The European Commission could start controlling deficit and debt levels from next year, once the recession is over. But the road to balancing public accounts again will avoid the “mistakes” of the last crisis, the institution said on Wednesday (20 May).
The Commission presented on Wednesday its country specific recommendations for member states, as part of the European Semester mechanism to coordinate their economies and monitor their public finances.
With the EU facing up to the coronavirus pandemic – the most severe crisis in its history – this year’s exercise was exceptional. The EU executive has already suspended the enforcement of the deficit and debt limits, with all economies set to breach the deficit threshold of 3% of GDP.
In addition, most of the recommendations addressed to the national governments focused on ways they can bolster their capacities in the aftermath of the pandemic, including health, and support for workers and companies.
The EU is expected to grow by over 6% next year, which would reactivate the Stability and Growth Pact from next year.
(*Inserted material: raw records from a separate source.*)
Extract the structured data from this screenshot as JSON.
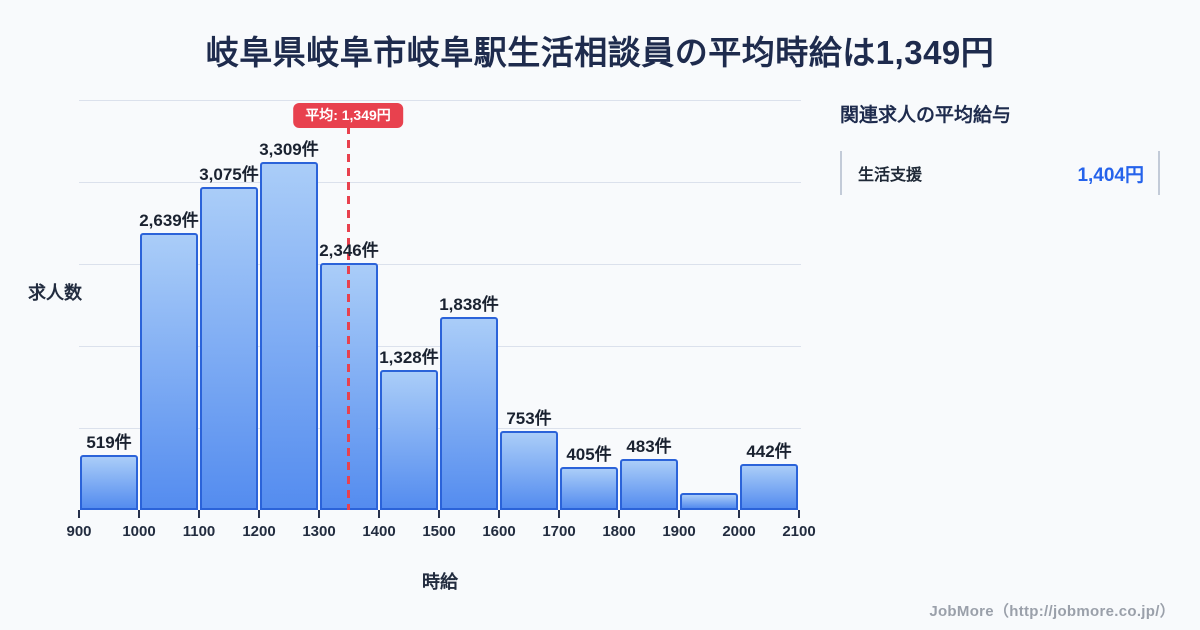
{
  "page": {
    "title": "岐阜県岐阜市岐阜駅生活相談員の平均時給は1,349円",
    "footer": "JobMore（http://jobmore.co.jp/）"
  },
  "chart_data": {
    "type": "bar",
    "title": "岐阜県岐阜市岐阜駅生活相談員の平均時給は1,349円",
    "xlabel": "時給",
    "ylabel": "求人数",
    "unit": "件",
    "ylim": [
      0,
      3900
    ],
    "grid": true,
    "gridline_count": 5,
    "x_ticks": [
      900,
      1000,
      1100,
      1200,
      1300,
      1400,
      1500,
      1600,
      1700,
      1800,
      1900,
      2000,
      2100
    ],
    "bin_width": 100,
    "bins": [
      {
        "range": [
          900,
          1000
        ],
        "value": 519,
        "label": "519件"
      },
      {
        "range": [
          1000,
          1100
        ],
        "value": 2639,
        "label": "2,639件"
      },
      {
        "range": [
          1100,
          1200
        ],
        "value": 3075,
        "label": "3,075件"
      },
      {
        "range": [
          1200,
          1300
        ],
        "value": 3309,
        "label": "3,309件"
      },
      {
        "range": [
          1300,
          1400
        ],
        "value": 2346,
        "label": "2,346件"
      },
      {
        "range": [
          1400,
          1500
        ],
        "value": 1328,
        "label": "1,328件"
      },
      {
        "range": [
          1500,
          1600
        ],
        "value": 1838,
        "label": "1,838件"
      },
      {
        "range": [
          1600,
          1700
        ],
        "value": 753,
        "label": "753件"
      },
      {
        "range": [
          1700,
          1800
        ],
        "value": 405,
        "label": "405件"
      },
      {
        "range": [
          1800,
          1900
        ],
        "value": 483,
        "label": "483件"
      },
      {
        "range": [
          1900,
          2000
        ],
        "value": 160,
        "label": ""
      },
      {
        "range": [
          2000,
          2100
        ],
        "value": 442,
        "label": "442件"
      }
    ],
    "average": {
      "value": 1349,
      "label": "平均: 1,349円"
    },
    "colors": {
      "bar_top": "#aacdf8",
      "bar_bottom": "#548cef",
      "bar_border": "#2b63d9",
      "average": "#e8414e",
      "gridline": "#dbe1ec",
      "value_accent": "#2563eb"
    }
  },
  "side_panel": {
    "heading": "関連求人の平均給与",
    "rows": [
      {
        "label": "生活支援",
        "value": "1,404円"
      }
    ]
  }
}
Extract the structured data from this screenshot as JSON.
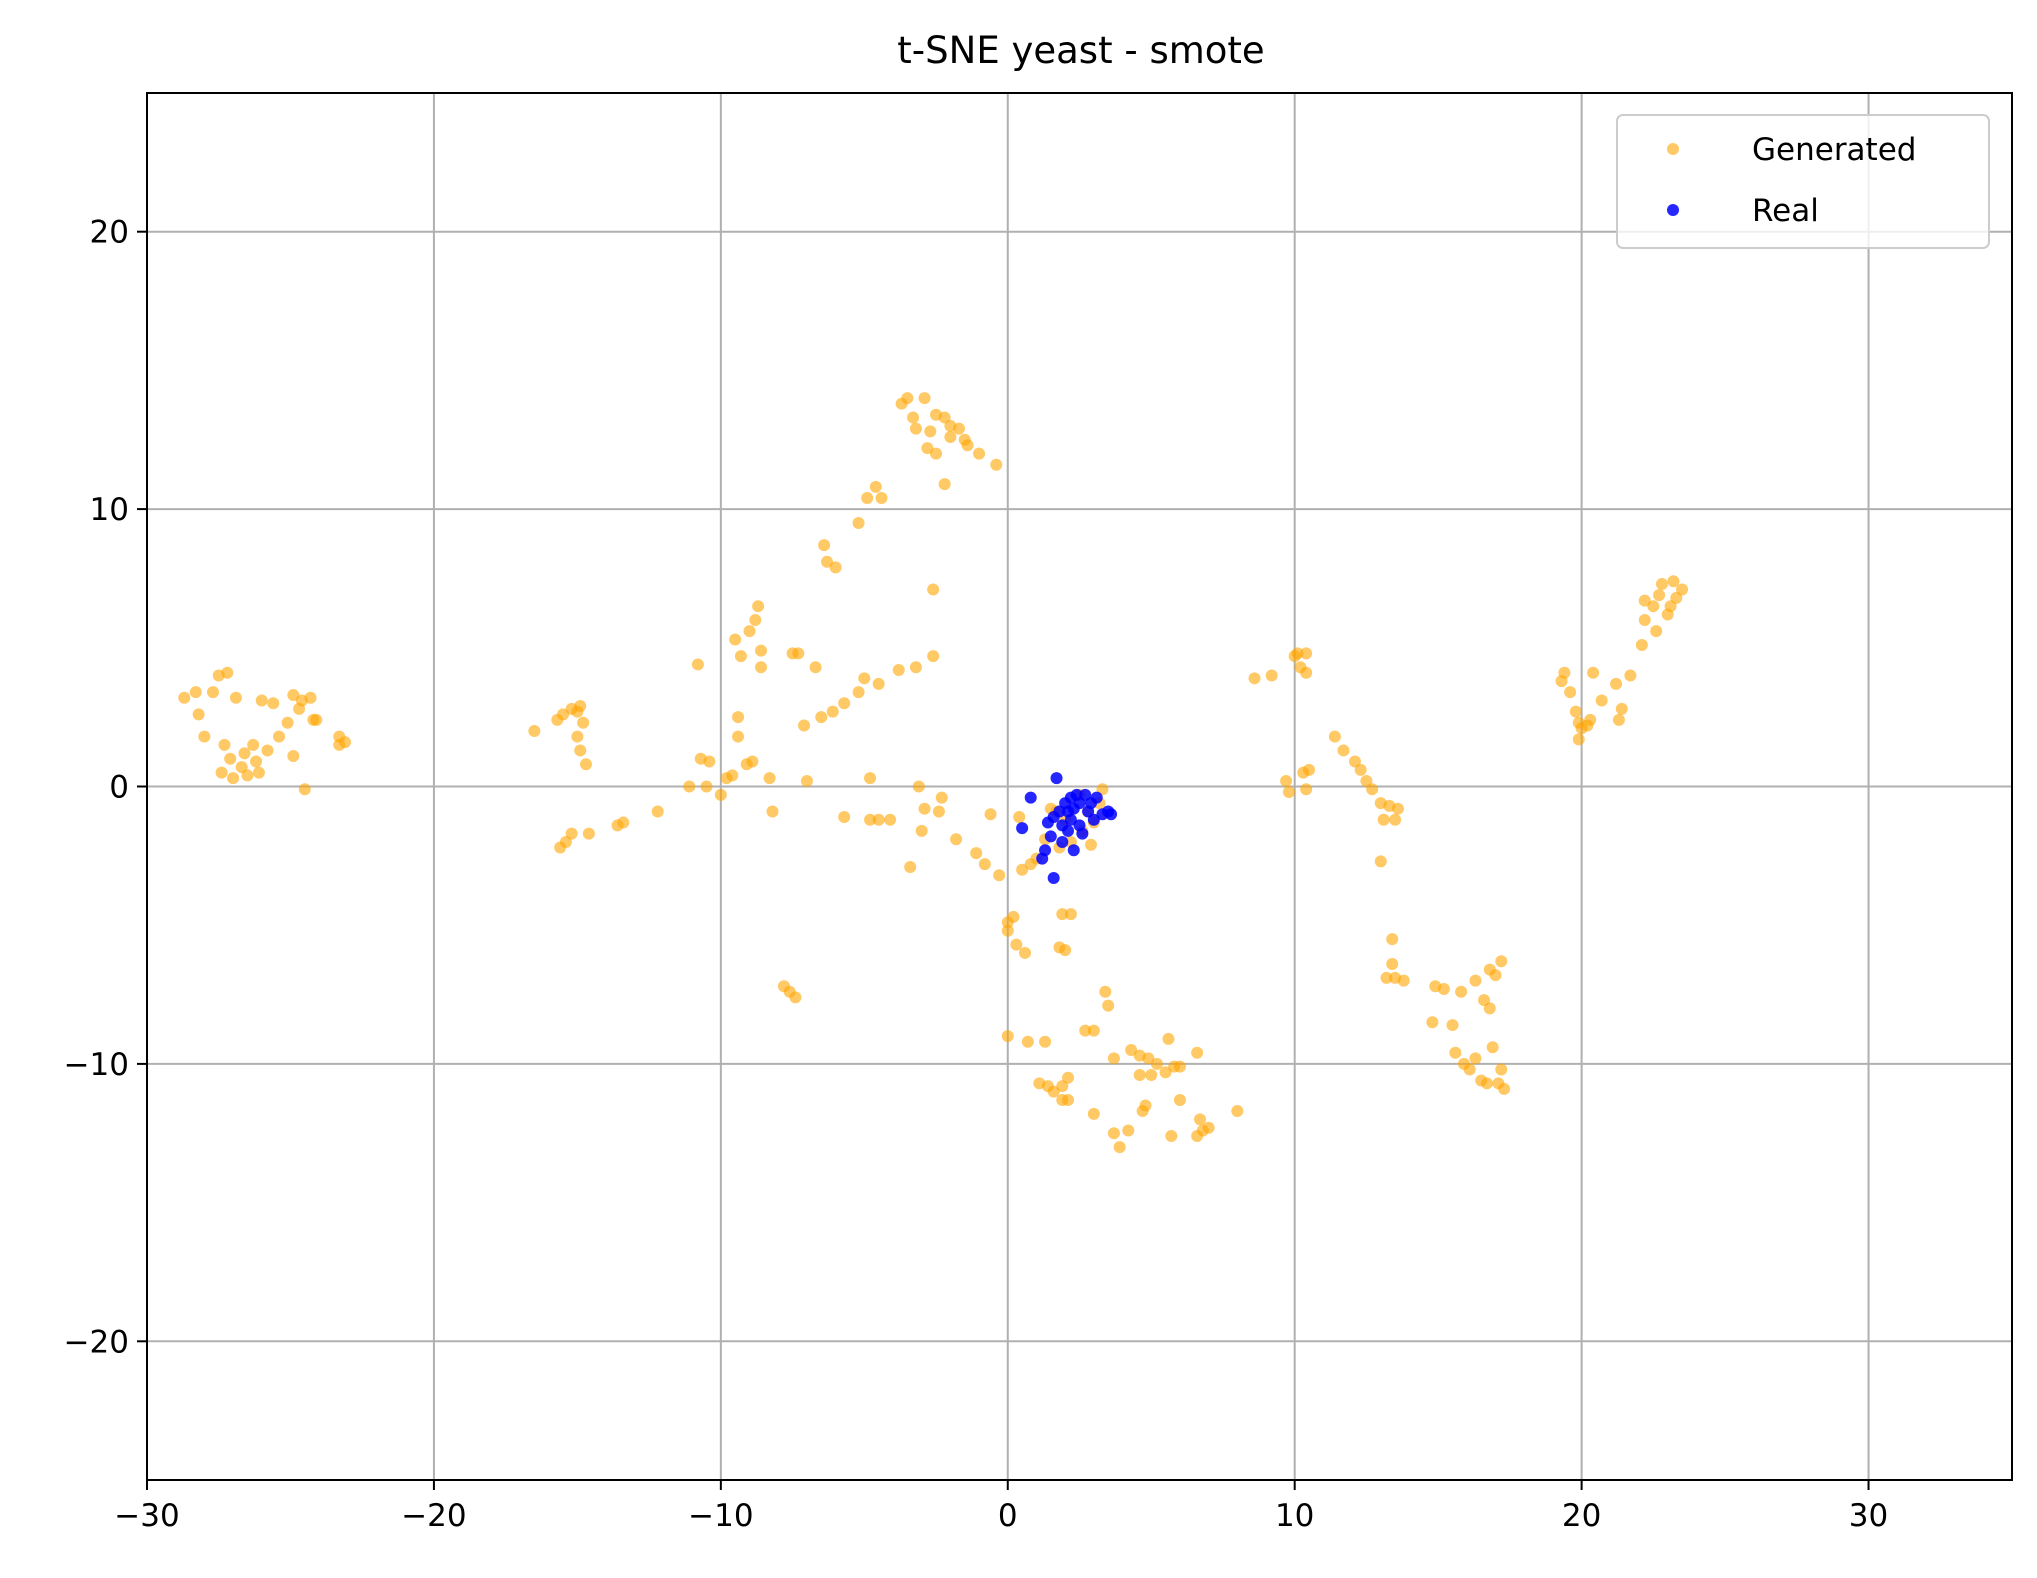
{
  "chart_data": {
    "type": "scatter",
    "title": "t-SNE yeast - smote",
    "xlabel": "",
    "ylabel": "",
    "xlim": [
      -30,
      35
    ],
    "ylim": [
      -25,
      25
    ],
    "xticks": [
      -30,
      -20,
      -10,
      0,
      10,
      20,
      30
    ],
    "yticks": [
      -20,
      -10,
      0,
      10,
      20
    ],
    "xtick_labels": [
      "−30",
      "−20",
      "−10",
      "0",
      "10",
      "20",
      "30"
    ],
    "ytick_labels": [
      "−20",
      "−10",
      "0",
      "10",
      "20"
    ],
    "grid": true,
    "legend_position": "top-right",
    "series": [
      {
        "name": "Generated",
        "color": "#FFA500",
        "alpha": 0.6,
        "points": [
          [
            -28.7,
            3.2
          ],
          [
            -28.3,
            3.4
          ],
          [
            -28.2,
            2.6
          ],
          [
            -28.0,
            1.8
          ],
          [
            -27.7,
            3.4
          ],
          [
            -27.5,
            4.0
          ],
          [
            -27.4,
            0.5
          ],
          [
            -27.3,
            1.5
          ],
          [
            -27.2,
            4.1
          ],
          [
            -27.1,
            1.0
          ],
          [
            -27.0,
            0.3
          ],
          [
            -26.9,
            3.2
          ],
          [
            -26.7,
            0.7
          ],
          [
            -26.6,
            1.2
          ],
          [
            -26.5,
            0.4
          ],
          [
            -26.3,
            1.5
          ],
          [
            -26.2,
            0.9
          ],
          [
            -26.1,
            0.5
          ],
          [
            -26.0,
            3.1
          ],
          [
            -25.8,
            1.3
          ],
          [
            -25.6,
            3.0
          ],
          [
            -25.4,
            1.8
          ],
          [
            -25.1,
            2.3
          ],
          [
            -24.9,
            1.1
          ],
          [
            -24.9,
            3.3
          ],
          [
            -24.7,
            2.8
          ],
          [
            -24.6,
            3.1
          ],
          [
            -24.5,
            -0.1
          ],
          [
            -24.3,
            3.2
          ],
          [
            -24.2,
            2.4
          ],
          [
            -24.1,
            2.4
          ],
          [
            -23.3,
            1.8
          ],
          [
            -23.3,
            1.5
          ],
          [
            -23.1,
            1.6
          ],
          [
            -16.5,
            2.0
          ],
          [
            -15.7,
            2.4
          ],
          [
            -15.6,
            -2.2
          ],
          [
            -15.5,
            2.6
          ],
          [
            -15.4,
            -2.0
          ],
          [
            -15.2,
            2.8
          ],
          [
            -15.2,
            -1.7
          ],
          [
            -15.0,
            2.7
          ],
          [
            -15.0,
            1.8
          ],
          [
            -14.9,
            2.9
          ],
          [
            -14.9,
            1.3
          ],
          [
            -14.8,
            2.3
          ],
          [
            -14.7,
            0.8
          ],
          [
            -14.6,
            -1.7
          ],
          [
            -13.6,
            -1.4
          ],
          [
            -13.4,
            -1.3
          ],
          [
            -12.2,
            -0.9
          ],
          [
            -11.1,
            0.0
          ],
          [
            -10.8,
            4.4
          ],
          [
            -10.7,
            1.0
          ],
          [
            -10.5,
            0.0
          ],
          [
            -10.4,
            0.9
          ],
          [
            -10.0,
            -0.3
          ],
          [
            -9.8,
            0.3
          ],
          [
            -9.6,
            0.4
          ],
          [
            -9.5,
            5.3
          ],
          [
            -9.4,
            2.5
          ],
          [
            -9.4,
            1.8
          ],
          [
            -9.3,
            4.7
          ],
          [
            -9.1,
            0.8
          ],
          [
            -9.0,
            5.6
          ],
          [
            -8.9,
            0.9
          ],
          [
            -8.8,
            6.0
          ],
          [
            -8.7,
            6.5
          ],
          [
            -8.6,
            4.9
          ],
          [
            -8.6,
            4.3
          ],
          [
            -8.3,
            0.3
          ],
          [
            -8.2,
            -0.9
          ],
          [
            -7.8,
            -7.2
          ],
          [
            -7.6,
            -7.4
          ],
          [
            -7.5,
            4.8
          ],
          [
            -7.4,
            -7.6
          ],
          [
            -7.3,
            4.8
          ],
          [
            -7.1,
            2.2
          ],
          [
            -7.0,
            0.2
          ],
          [
            -6.7,
            4.3
          ],
          [
            -6.5,
            2.5
          ],
          [
            -6.4,
            8.7
          ],
          [
            -6.3,
            8.1
          ],
          [
            -6.1,
            2.7
          ],
          [
            -6.0,
            7.9
          ],
          [
            -5.7,
            3.0
          ],
          [
            -5.7,
            -1.1
          ],
          [
            -5.2,
            9.5
          ],
          [
            -5.2,
            3.4
          ],
          [
            -5.0,
            3.9
          ],
          [
            -4.9,
            10.4
          ],
          [
            -4.8,
            0.3
          ],
          [
            -4.8,
            -1.2
          ],
          [
            -4.6,
            10.8
          ],
          [
            -4.5,
            3.7
          ],
          [
            -4.5,
            -1.2
          ],
          [
            -4.4,
            10.4
          ],
          [
            -4.1,
            -1.2
          ],
          [
            -3.8,
            4.2
          ],
          [
            -3.7,
            13.8
          ],
          [
            -3.5,
            14.0
          ],
          [
            -3.4,
            -2.9
          ],
          [
            -3.3,
            13.3
          ],
          [
            -3.2,
            4.3
          ],
          [
            -3.2,
            12.9
          ],
          [
            -3.1,
            0.0
          ],
          [
            -3.0,
            -1.6
          ],
          [
            -2.9,
            14.0
          ],
          [
            -2.9,
            -0.8
          ],
          [
            -2.8,
            12.2
          ],
          [
            -2.7,
            12.8
          ],
          [
            -2.6,
            7.1
          ],
          [
            -2.6,
            4.7
          ],
          [
            -2.5,
            13.4
          ],
          [
            -2.5,
            12.0
          ],
          [
            -2.4,
            -0.9
          ],
          [
            -2.3,
            -0.4
          ],
          [
            -2.2,
            13.3
          ],
          [
            -2.2,
            10.9
          ],
          [
            -2.0,
            13.0
          ],
          [
            -2.0,
            12.6
          ],
          [
            -1.8,
            -1.9
          ],
          [
            -1.7,
            12.9
          ],
          [
            -1.5,
            12.5
          ],
          [
            -1.4,
            12.3
          ],
          [
            -1.1,
            -2.4
          ],
          [
            -1.0,
            12.0
          ],
          [
            -0.8,
            -2.8
          ],
          [
            -0.6,
            -1.0
          ],
          [
            -0.4,
            11.6
          ],
          [
            -0.3,
            -3.2
          ],
          [
            0.0,
            -4.9
          ],
          [
            0.0,
            -5.2
          ],
          [
            0.0,
            -9.0
          ],
          [
            0.2,
            -4.7
          ],
          [
            0.3,
            -5.7
          ],
          [
            0.4,
            -1.1
          ],
          [
            0.5,
            -3.0
          ],
          [
            0.6,
            -6.0
          ],
          [
            0.7,
            -9.2
          ],
          [
            0.8,
            -2.8
          ],
          [
            1.0,
            -2.6
          ],
          [
            1.1,
            -10.7
          ],
          [
            1.3,
            -1.9
          ],
          [
            1.3,
            -9.2
          ],
          [
            1.4,
            -10.8
          ],
          [
            1.5,
            -0.8
          ],
          [
            1.6,
            -11.0
          ],
          [
            1.7,
            -0.9
          ],
          [
            1.8,
            -2.2
          ],
          [
            1.8,
            -5.8
          ],
          [
            1.9,
            -4.6
          ],
          [
            1.9,
            -10.8
          ],
          [
            1.9,
            -11.3
          ],
          [
            2.0,
            -5.9
          ],
          [
            2.0,
            -1.2
          ],
          [
            2.1,
            -10.5
          ],
          [
            2.1,
            -11.3
          ],
          [
            2.2,
            -4.6
          ],
          [
            2.2,
            -2.0
          ],
          [
            2.5,
            -0.3
          ],
          [
            2.6,
            -1.6
          ],
          [
            2.7,
            -8.8
          ],
          [
            2.8,
            -0.9
          ],
          [
            2.9,
            -2.1
          ],
          [
            3.0,
            -1.3
          ],
          [
            3.0,
            -8.8
          ],
          [
            3.0,
            -11.8
          ],
          [
            3.2,
            -0.6
          ],
          [
            3.3,
            -0.1
          ],
          [
            3.4,
            -7.4
          ],
          [
            3.5,
            -7.9
          ],
          [
            3.7,
            -9.8
          ],
          [
            3.7,
            -12.5
          ],
          [
            3.9,
            -13.0
          ],
          [
            4.2,
            -12.4
          ],
          [
            4.3,
            -9.5
          ],
          [
            4.6,
            -9.7
          ],
          [
            4.6,
            -10.4
          ],
          [
            4.7,
            -11.7
          ],
          [
            4.8,
            -11.5
          ],
          [
            4.9,
            -9.8
          ],
          [
            5.0,
            -10.4
          ],
          [
            5.2,
            -10.0
          ],
          [
            5.5,
            -10.3
          ],
          [
            5.6,
            -9.1
          ],
          [
            5.7,
            -12.6
          ],
          [
            5.8,
            -10.1
          ],
          [
            6.0,
            -10.1
          ],
          [
            6.0,
            -11.3
          ],
          [
            6.6,
            -9.6
          ],
          [
            6.6,
            -12.6
          ],
          [
            6.7,
            -12.0
          ],
          [
            6.8,
            -12.4
          ],
          [
            7.0,
            -12.3
          ],
          [
            8.0,
            -11.7
          ],
          [
            8.6,
            3.9
          ],
          [
            9.2,
            4.0
          ],
          [
            9.7,
            0.2
          ],
          [
            9.8,
            -0.2
          ],
          [
            10.0,
            4.7
          ],
          [
            10.1,
            4.8
          ],
          [
            10.2,
            4.3
          ],
          [
            10.3,
            0.5
          ],
          [
            10.4,
            -0.1
          ],
          [
            10.4,
            4.8
          ],
          [
            10.4,
            4.1
          ],
          [
            10.5,
            0.6
          ],
          [
            11.4,
            1.8
          ],
          [
            11.7,
            1.3
          ],
          [
            12.1,
            0.9
          ],
          [
            12.3,
            0.6
          ],
          [
            12.5,
            0.2
          ],
          [
            12.7,
            -0.1
          ],
          [
            13.0,
            -2.7
          ],
          [
            13.0,
            -0.6
          ],
          [
            13.1,
            -1.2
          ],
          [
            13.2,
            -6.9
          ],
          [
            13.3,
            -0.7
          ],
          [
            13.4,
            -5.5
          ],
          [
            13.4,
            -6.4
          ],
          [
            13.5,
            -6.9
          ],
          [
            13.5,
            -1.2
          ],
          [
            13.6,
            -0.8
          ],
          [
            13.8,
            -7.0
          ],
          [
            14.8,
            -8.5
          ],
          [
            14.9,
            -7.2
          ],
          [
            15.2,
            -7.3
          ],
          [
            15.5,
            -8.6
          ],
          [
            15.6,
            -9.6
          ],
          [
            15.8,
            -7.4
          ],
          [
            15.9,
            -10.0
          ],
          [
            16.1,
            -10.2
          ],
          [
            16.3,
            -7.0
          ],
          [
            16.3,
            -9.8
          ],
          [
            16.5,
            -10.6
          ],
          [
            16.6,
            -7.7
          ],
          [
            16.7,
            -10.7
          ],
          [
            16.8,
            -6.6
          ],
          [
            16.8,
            -8.0
          ],
          [
            16.9,
            -9.4
          ],
          [
            17.0,
            -6.8
          ],
          [
            17.1,
            -10.7
          ],
          [
            17.2,
            -10.2
          ],
          [
            17.2,
            -6.3
          ],
          [
            17.3,
            -10.9
          ],
          [
            19.3,
            3.8
          ],
          [
            19.4,
            4.1
          ],
          [
            19.6,
            3.4
          ],
          [
            19.8,
            2.7
          ],
          [
            19.9,
            2.3
          ],
          [
            19.9,
            1.7
          ],
          [
            20.0,
            2.1
          ],
          [
            20.2,
            2.2
          ],
          [
            20.3,
            2.4
          ],
          [
            20.4,
            4.1
          ],
          [
            20.7,
            3.1
          ],
          [
            21.2,
            3.7
          ],
          [
            21.3,
            2.4
          ],
          [
            21.4,
            2.8
          ],
          [
            21.7,
            4.0
          ],
          [
            22.1,
            5.1
          ],
          [
            22.2,
            6.7
          ],
          [
            22.2,
            6.0
          ],
          [
            22.5,
            6.5
          ],
          [
            22.6,
            5.6
          ],
          [
            22.7,
            6.9
          ],
          [
            22.8,
            7.3
          ],
          [
            23.0,
            6.2
          ],
          [
            23.1,
            6.5
          ],
          [
            23.2,
            7.4
          ],
          [
            23.3,
            6.8
          ],
          [
            23.5,
            7.1
          ]
        ]
      },
      {
        "name": "Real",
        "color": "#0000FF",
        "alpha": 0.85,
        "points": [
          [
            0.5,
            -1.5
          ],
          [
            0.8,
            -0.4
          ],
          [
            1.2,
            -2.6
          ],
          [
            1.3,
            -2.3
          ],
          [
            1.4,
            -1.3
          ],
          [
            1.5,
            -1.8
          ],
          [
            1.6,
            -3.3
          ],
          [
            1.6,
            -1.1
          ],
          [
            1.7,
            0.3
          ],
          [
            1.8,
            -0.9
          ],
          [
            1.9,
            -2.0
          ],
          [
            1.9,
            -1.4
          ],
          [
            2.0,
            -0.6
          ],
          [
            2.1,
            -1.6
          ],
          [
            2.1,
            -0.9
          ],
          [
            2.2,
            -0.4
          ],
          [
            2.2,
            -1.2
          ],
          [
            2.3,
            -2.3
          ],
          [
            2.3,
            -0.8
          ],
          [
            2.4,
            -0.3
          ],
          [
            2.5,
            -1.4
          ],
          [
            2.5,
            -0.6
          ],
          [
            2.6,
            -1.7
          ],
          [
            2.7,
            -0.3
          ],
          [
            2.8,
            -0.9
          ],
          [
            2.9,
            -0.6
          ],
          [
            3.0,
            -1.2
          ],
          [
            3.1,
            -0.4
          ],
          [
            3.3,
            -1.0
          ],
          [
            3.5,
            -0.9
          ],
          [
            3.6,
            -1.0
          ]
        ]
      }
    ]
  }
}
But given “the high level of uncertainty” about the evolution of the pandemic, Commission vice-president, Valdis Dombrovskis said that “we cannot put a specific date” at this stage.
He added that the Commission will assess the fiscal situation across the bloc again in the autumn.
But the Commission wants to avoid the mistakes made following the financial and eurozone crises of a decade ago.
“Once fiscal policy normalises, it will be vital to avoid making the mistakes of the past. In the fiscal consolidations of 10 years ago, investment was the first victim,” Economics Commissioner Paolo Gentiloni said.
“To repeat this approach will mean to sacrifice our long term priorities”, including the digital transformation or the Green Deal, he added.
The EU focused on austerity to balance the fiscal stimulus adopted in the aftermath of the 2008-9 financial crisis, resulting in a self-inflicted recession in 2012.
Dombrovskis added that once the fiscal rules are reinstated, the Commission will take into account that the starting position of deficit and debt levels will be “much higher” when deciding on the fiscal paths to return to deficits below 3% of GDP and debt levels under the 60% of GDP threshold.
In addition, the adjustment effort could be also more limited depending on the countries’ position in the economic cycle.
EU officials told EURACTIV that enforcing the deficit and debt limits from next year wouldn’t necessarily mean a sudden imposition of adjustments, as the recommendations would be included next spring for 2022.
The recommendations issued by the Commission this year will have a special weight, as they will help member states hoping to access substantial sums from the new EU recovery fund.
Dombrovskis stressed that there will be “a clear link” between the recommendations and the financing of the new recovery and resilience facility. According to Commission president, Ursula von der Leyen, this facility will channel the bulk of the EU recovery funds.
As a result, the recovery fund, to be presented on 27 May, will be an “additional tool” to ensure that national governments implement their recommendations, Dombrovskis said.
“I’m certain that member states, bearing in mind what is at stake, will pay attention to these recommendations,” added Gentiloni.
In order to control the conditionality to access the recovery funds, the Commission will follow the model approved for the budgetary instrument for competitiveness and convergence.
Accordingly, national governments will agree on a set of priorities, and member states will present “recovery and resilience plans” reflecting those goals to access the recovery funds. The Commission would be in charge of monitoring the implementation of the whole process.
The country specific recommendations should provide “guidance” in preparing those national plans, said Dombrovskis. But he did not clarify whether countries would lose funds if they did not follow the Commission’s proposals.